Rubio mostly avoided friction with Trump during the latter’s presidency, focusing instead on boosting child tax credits in the 2017 GOP tax law and striking a bipartisan deal to create the sprawling Paycheck Protection Act in response to the pandemic.

He did vote to certify the 2020 election against Trump’s wishes, though Trump nonetheless quickly endorsed Rubio’s reelection bid. Rubio doesn’t emphasize his relationship with Trump: “I’m busy here at work; he’s doing what he’s doing. But if there’s some reason to talk, we will.”

Rubio says his and Trump’s visions aren’t that different even as their approaches diverge. He won’t say if he wants Trump to run again, but predicts that if Trump does, the former president would win the nomination and probably beat President Joe Biden.

“Who I am is much more about: These are some changes we need to make. And if we do that, America is going to be a place you should be very optimistic about,” Rubio said. “His approach, which was more effective electorally, was to say: These are the things that are going wrong in our country, because we have a bunch of dumb leaders in Washington.”

Rubio’s not looking beyond his 2022 re-election bid at the moment. And though his vote on any Senate gun bill could shake up his reelection campaign — he wasn’t among the 20 senators endorsing the rough framework on Sunday — he is currently favored over Demings given Florida’ red leanings and his comfortable 2016 win.

Yet Democrats say if there’s someone who can beat Rubio, it’s Demings. She’s a dominant fundraiser with a law enforcement background, and Democratic Senatorial Campaign Committee Chair Gary Peters (D-Mich.) said “we have probably the best candidate you can possibly have in Val Demings.”

Elizabeth Gregory, a Rubio campaign spokeswoman, responded that “Demings has zero substantive accomplishments to show for her three terms in Washington.”

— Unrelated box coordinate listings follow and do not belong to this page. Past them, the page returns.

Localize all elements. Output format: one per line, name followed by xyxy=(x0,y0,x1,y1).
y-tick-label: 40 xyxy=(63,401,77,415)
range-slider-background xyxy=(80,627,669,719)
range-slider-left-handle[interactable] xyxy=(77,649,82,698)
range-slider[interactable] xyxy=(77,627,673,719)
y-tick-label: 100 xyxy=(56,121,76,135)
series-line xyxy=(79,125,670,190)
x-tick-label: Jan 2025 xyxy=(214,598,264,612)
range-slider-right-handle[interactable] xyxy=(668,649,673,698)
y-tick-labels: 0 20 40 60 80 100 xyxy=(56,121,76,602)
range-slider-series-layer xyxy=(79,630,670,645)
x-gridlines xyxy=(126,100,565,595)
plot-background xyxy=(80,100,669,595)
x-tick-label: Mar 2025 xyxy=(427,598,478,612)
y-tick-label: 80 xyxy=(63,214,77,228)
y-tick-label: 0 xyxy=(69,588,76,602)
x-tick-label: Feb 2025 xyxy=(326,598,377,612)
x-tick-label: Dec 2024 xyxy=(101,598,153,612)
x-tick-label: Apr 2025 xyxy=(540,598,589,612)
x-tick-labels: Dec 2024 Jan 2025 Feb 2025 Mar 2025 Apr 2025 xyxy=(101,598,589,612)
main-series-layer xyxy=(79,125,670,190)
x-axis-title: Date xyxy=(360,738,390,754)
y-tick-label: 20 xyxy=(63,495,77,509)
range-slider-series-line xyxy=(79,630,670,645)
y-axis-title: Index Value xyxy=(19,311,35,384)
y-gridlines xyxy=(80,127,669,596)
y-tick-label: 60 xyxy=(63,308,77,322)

It’s no secret that Florida has vexed Senate Democrats in recent elections as the state trends red, and Biden’s unpopularity in the state doesn’t help.

Rubio himself has no real relationship with Biden, although he divulged that he walked the president through stricter Cuba policies that Trump enacted and Rubio pushed. Since Biden’s inauguration, however, the two men have spoken only once. Despite that distant relationship, every few months Biden signs a bill with Rubio’s fingerprints on it, and another is soon to come as the toxic burn pits legislation rolls through the Senate.

Will voters notice? Maybe in campaign appearances. Rubio acknowledged getting more eyeballs on his recent type of work might require a different approach altogether.